Hinzu kommt, dass sich Monsanto sehr lange nicht in die Karten schauen lassen wollte, und sich regelrecht vor der Öffentlichkeit abschottete. Mittlerweile gibt sich das Unternehmen allerdings transparenter und unterstreicht seinen wichtigen Beitrag für eine Zukunft ohne Hunger auf der Welt.

Tatsächlich forscht die „Gentechnik-Firma“ auch an Lösungen, die Ernährungsprobleme einer zunehmend überbevölkerten Welt bewältigen zu können, also praktisch die Menschheit vor dem Hunger zu retten.
So hat Konzernchef Hugh Grant jüngst versprochen, die Ernte-Erträge zu verdoppeln.

Hier ein Beispiel, wie Monsanto dabei vorgeht: Der Konzern macht seine Mais- und Soja-Saat durch Genmanipulation resistent gegen das ebenfalls vom ihm produzierte Düngemittel Glyphosaat, das insbesondere in den USA in großen Mengen auf den Monokultur-Feldern versprüht wird. Dieses giftige Mittel tötet dann alles ab, und es bleiben nur noch die Mais- oder Soja-Gewächse erhalten, die dann ungestört und um so intensiver gedeihen können.

Immer wieder werden Stimmen laut, die behaupten, dass Monsanto seine Konsumenten vergiftet, und es gibt tatsächlich Studien, die belegen, das gentechnisch manipuliertes Soja gesundheitliche Schäden bei Menschen und Tieren hervorruft.
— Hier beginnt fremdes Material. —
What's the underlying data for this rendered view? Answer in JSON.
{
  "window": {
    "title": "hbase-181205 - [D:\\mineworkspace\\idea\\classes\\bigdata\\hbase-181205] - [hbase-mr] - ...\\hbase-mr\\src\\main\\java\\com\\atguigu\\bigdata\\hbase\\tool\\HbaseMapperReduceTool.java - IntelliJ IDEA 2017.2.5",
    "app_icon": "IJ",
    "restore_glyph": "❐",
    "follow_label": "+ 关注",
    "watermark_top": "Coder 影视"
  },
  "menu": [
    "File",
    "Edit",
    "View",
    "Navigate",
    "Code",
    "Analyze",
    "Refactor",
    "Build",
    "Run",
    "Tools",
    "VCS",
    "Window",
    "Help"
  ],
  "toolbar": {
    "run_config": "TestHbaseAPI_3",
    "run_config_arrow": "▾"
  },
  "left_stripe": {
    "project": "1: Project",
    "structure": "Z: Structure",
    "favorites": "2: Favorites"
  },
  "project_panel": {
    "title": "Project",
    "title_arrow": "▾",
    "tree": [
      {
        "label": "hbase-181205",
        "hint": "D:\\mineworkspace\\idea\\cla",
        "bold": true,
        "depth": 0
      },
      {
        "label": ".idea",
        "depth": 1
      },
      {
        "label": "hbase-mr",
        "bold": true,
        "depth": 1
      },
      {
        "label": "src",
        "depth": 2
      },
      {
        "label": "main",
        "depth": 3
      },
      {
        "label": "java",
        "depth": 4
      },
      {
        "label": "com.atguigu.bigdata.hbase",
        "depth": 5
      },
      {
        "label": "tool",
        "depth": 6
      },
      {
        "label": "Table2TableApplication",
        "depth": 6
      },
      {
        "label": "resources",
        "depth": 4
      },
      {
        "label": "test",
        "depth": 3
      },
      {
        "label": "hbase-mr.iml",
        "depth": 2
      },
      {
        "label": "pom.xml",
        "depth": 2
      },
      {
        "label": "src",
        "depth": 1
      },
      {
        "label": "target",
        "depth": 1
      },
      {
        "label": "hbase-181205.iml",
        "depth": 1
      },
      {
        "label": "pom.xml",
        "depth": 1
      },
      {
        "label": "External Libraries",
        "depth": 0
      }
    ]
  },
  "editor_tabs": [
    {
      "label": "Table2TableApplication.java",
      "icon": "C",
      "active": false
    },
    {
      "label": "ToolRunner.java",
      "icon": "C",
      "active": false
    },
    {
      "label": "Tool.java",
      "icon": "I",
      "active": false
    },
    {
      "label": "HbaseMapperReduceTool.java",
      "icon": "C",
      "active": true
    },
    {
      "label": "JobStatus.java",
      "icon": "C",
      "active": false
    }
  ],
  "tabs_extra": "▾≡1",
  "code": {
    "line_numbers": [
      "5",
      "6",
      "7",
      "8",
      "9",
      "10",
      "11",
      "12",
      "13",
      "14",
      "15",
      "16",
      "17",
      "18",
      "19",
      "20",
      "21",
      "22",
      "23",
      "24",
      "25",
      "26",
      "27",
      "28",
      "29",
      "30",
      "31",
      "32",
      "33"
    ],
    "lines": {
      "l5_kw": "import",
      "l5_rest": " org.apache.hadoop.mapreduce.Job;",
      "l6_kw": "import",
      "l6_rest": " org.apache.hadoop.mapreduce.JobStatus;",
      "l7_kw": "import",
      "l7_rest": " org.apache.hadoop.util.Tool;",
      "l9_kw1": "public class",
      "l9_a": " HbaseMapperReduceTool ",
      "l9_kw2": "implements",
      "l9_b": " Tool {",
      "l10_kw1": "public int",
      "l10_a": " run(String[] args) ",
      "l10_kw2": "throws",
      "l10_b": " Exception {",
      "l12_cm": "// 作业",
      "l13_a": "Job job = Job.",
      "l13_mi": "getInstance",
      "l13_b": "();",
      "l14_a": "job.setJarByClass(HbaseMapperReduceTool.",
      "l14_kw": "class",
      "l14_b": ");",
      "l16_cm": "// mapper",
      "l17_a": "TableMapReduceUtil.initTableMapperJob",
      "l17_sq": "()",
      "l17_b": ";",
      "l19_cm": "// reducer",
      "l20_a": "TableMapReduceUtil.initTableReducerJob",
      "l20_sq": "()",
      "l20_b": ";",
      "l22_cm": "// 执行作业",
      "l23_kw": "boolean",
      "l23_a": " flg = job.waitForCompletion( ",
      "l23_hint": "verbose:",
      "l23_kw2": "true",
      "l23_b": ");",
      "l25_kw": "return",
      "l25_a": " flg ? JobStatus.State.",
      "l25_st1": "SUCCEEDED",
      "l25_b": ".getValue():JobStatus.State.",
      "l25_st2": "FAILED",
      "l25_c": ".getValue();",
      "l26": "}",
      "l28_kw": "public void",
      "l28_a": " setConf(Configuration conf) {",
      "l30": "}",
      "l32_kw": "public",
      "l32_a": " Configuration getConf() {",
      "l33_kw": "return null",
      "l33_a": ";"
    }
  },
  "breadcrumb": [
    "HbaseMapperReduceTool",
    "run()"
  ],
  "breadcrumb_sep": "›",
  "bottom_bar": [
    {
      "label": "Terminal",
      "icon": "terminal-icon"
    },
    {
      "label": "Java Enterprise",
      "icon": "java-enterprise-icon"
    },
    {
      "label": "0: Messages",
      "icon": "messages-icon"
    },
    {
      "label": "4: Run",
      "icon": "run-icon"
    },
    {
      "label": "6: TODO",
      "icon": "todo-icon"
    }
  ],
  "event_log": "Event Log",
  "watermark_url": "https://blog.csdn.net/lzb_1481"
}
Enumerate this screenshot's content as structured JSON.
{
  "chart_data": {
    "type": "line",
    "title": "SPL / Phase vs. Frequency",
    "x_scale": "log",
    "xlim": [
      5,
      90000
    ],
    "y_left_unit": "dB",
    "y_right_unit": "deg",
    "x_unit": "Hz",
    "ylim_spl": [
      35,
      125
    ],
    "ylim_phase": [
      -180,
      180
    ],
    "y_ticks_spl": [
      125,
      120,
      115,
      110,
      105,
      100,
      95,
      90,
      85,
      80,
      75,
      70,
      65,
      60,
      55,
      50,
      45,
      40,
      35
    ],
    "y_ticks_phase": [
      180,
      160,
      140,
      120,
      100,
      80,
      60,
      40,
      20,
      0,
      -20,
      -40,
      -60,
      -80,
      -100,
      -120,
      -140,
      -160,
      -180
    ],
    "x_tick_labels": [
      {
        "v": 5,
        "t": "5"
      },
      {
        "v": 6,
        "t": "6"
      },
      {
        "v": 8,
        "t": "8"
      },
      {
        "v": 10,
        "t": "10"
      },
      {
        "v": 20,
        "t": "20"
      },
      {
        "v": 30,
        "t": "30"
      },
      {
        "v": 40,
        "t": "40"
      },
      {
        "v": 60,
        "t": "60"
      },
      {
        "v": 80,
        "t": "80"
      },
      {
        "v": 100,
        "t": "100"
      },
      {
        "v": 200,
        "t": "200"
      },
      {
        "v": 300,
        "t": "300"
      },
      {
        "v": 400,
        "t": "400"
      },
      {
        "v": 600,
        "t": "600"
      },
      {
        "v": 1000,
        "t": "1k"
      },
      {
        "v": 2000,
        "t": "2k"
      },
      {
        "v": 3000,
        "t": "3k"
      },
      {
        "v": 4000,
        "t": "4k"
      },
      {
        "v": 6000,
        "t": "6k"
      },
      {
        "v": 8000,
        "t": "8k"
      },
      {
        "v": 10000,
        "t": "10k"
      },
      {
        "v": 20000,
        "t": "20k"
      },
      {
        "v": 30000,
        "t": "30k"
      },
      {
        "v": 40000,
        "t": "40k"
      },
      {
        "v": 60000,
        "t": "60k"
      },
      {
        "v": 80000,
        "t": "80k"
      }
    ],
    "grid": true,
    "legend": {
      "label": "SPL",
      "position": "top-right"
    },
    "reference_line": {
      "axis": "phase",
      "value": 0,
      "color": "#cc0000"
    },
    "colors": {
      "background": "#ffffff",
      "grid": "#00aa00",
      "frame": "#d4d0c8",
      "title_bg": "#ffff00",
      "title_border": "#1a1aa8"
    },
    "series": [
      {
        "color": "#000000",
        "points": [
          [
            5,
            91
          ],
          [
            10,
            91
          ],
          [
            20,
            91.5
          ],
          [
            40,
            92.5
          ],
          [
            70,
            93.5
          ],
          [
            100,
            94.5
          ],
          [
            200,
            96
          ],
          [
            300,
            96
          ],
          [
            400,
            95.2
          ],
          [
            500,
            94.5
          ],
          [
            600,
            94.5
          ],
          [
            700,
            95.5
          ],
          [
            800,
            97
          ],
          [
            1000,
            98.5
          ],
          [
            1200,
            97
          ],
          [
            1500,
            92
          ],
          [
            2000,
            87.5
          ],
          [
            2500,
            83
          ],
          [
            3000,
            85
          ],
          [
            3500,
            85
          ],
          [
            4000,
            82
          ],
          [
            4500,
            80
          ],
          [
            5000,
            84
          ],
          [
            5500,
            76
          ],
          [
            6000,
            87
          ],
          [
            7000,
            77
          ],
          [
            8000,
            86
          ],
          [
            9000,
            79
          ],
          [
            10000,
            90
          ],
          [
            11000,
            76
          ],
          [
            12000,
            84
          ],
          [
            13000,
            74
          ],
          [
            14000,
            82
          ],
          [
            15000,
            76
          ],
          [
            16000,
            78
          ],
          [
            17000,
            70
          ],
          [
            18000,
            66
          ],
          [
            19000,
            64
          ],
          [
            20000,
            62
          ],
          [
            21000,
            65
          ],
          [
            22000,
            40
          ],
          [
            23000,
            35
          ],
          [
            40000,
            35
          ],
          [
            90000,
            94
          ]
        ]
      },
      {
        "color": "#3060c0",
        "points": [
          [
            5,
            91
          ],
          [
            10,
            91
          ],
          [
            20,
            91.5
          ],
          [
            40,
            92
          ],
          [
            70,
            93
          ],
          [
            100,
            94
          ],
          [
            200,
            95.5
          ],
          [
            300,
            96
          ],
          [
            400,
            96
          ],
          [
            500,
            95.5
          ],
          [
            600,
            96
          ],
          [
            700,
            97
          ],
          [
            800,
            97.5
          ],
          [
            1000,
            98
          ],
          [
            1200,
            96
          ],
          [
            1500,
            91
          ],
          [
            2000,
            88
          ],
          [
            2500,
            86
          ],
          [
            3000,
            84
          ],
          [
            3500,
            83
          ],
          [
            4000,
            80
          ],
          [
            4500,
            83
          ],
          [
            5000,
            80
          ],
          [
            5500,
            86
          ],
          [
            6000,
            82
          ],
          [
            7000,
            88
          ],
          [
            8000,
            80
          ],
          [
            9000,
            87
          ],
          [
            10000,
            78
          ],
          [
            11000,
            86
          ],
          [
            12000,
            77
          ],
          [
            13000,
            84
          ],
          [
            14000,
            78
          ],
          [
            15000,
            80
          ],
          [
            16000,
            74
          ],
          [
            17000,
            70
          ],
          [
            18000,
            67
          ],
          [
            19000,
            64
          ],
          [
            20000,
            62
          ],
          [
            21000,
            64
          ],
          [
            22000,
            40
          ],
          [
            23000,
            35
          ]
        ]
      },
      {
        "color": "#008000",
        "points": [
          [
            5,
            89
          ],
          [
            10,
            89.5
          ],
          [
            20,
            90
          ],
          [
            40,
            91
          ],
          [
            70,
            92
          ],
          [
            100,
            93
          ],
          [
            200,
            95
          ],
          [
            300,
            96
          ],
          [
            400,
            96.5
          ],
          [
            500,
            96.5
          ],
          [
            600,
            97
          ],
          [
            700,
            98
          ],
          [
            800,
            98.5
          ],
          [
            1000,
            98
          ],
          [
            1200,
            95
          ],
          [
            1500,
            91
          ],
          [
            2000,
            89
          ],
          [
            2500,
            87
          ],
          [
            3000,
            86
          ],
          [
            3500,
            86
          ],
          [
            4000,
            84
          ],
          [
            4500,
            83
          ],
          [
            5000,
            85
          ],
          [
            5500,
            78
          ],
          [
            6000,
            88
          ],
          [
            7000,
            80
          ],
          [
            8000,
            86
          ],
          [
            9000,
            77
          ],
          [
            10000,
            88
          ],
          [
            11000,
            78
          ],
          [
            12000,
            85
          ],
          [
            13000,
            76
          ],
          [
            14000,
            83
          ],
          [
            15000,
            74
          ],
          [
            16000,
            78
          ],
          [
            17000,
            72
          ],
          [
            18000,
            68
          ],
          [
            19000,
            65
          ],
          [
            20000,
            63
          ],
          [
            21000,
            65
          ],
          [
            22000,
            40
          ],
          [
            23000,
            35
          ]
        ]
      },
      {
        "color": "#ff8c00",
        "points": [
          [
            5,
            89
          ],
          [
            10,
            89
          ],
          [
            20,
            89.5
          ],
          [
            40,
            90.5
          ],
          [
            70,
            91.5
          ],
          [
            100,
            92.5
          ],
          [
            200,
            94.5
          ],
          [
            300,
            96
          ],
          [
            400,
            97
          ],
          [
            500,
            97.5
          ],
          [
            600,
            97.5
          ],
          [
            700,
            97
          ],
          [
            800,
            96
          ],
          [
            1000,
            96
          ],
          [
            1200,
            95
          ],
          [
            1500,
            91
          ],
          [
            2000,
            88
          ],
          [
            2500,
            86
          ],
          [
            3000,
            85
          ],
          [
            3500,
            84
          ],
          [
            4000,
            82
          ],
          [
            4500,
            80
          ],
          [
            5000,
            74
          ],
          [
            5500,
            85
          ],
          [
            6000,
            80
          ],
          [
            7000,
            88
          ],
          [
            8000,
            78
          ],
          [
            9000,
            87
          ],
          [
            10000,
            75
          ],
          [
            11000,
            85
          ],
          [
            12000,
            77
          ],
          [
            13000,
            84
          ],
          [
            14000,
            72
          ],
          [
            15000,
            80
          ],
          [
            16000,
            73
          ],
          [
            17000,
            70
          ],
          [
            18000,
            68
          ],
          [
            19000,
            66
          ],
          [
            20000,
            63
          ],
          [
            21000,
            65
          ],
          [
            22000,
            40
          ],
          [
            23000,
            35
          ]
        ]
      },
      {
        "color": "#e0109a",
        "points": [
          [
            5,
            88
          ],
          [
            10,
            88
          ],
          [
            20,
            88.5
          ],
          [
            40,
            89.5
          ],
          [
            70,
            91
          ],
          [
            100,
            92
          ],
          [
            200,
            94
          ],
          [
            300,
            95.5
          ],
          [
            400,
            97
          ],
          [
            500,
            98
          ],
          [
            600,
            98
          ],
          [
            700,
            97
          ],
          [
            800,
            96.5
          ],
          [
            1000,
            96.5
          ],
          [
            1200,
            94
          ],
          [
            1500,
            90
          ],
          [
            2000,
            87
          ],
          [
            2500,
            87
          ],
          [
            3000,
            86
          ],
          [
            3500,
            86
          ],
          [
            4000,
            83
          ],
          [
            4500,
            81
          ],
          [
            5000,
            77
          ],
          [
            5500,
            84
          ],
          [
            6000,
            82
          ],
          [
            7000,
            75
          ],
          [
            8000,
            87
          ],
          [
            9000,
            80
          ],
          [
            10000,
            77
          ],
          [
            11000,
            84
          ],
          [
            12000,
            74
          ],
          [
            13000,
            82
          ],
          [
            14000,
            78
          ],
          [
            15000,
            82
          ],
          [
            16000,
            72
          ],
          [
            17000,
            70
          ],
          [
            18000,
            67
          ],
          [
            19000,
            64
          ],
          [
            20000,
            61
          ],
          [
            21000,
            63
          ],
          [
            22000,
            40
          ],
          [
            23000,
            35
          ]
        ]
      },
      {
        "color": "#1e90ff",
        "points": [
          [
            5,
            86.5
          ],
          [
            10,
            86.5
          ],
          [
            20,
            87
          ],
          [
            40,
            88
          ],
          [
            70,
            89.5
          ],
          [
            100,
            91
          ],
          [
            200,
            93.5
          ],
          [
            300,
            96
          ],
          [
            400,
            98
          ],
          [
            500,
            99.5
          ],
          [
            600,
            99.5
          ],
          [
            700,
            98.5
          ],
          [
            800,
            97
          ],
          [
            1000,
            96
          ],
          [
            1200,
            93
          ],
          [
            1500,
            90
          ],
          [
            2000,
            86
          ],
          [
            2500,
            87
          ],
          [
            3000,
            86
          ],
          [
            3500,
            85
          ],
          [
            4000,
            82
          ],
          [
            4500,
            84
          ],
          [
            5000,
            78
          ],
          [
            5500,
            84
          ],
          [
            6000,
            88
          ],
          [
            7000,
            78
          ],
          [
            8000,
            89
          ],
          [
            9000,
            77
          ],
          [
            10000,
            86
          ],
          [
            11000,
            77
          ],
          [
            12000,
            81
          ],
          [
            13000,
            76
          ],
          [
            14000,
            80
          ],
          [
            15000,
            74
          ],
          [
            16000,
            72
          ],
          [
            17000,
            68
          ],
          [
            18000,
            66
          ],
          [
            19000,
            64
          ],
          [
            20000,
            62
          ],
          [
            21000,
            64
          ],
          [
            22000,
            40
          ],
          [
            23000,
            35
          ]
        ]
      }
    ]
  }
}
Entsprechend viele Klagen sind gegen das Unternehmen anhängig.

In Deutschland mögen gentechnische veränderte Lebensmittel nicht zugelassen sein, jedoch gibt es deutsche Firmen, die regelmäßig Gen-Soja von Monsanto in ihren Mastfabriken an Hühner, Enten, Gänse, Puten, Rinder und Schweine verfüttern.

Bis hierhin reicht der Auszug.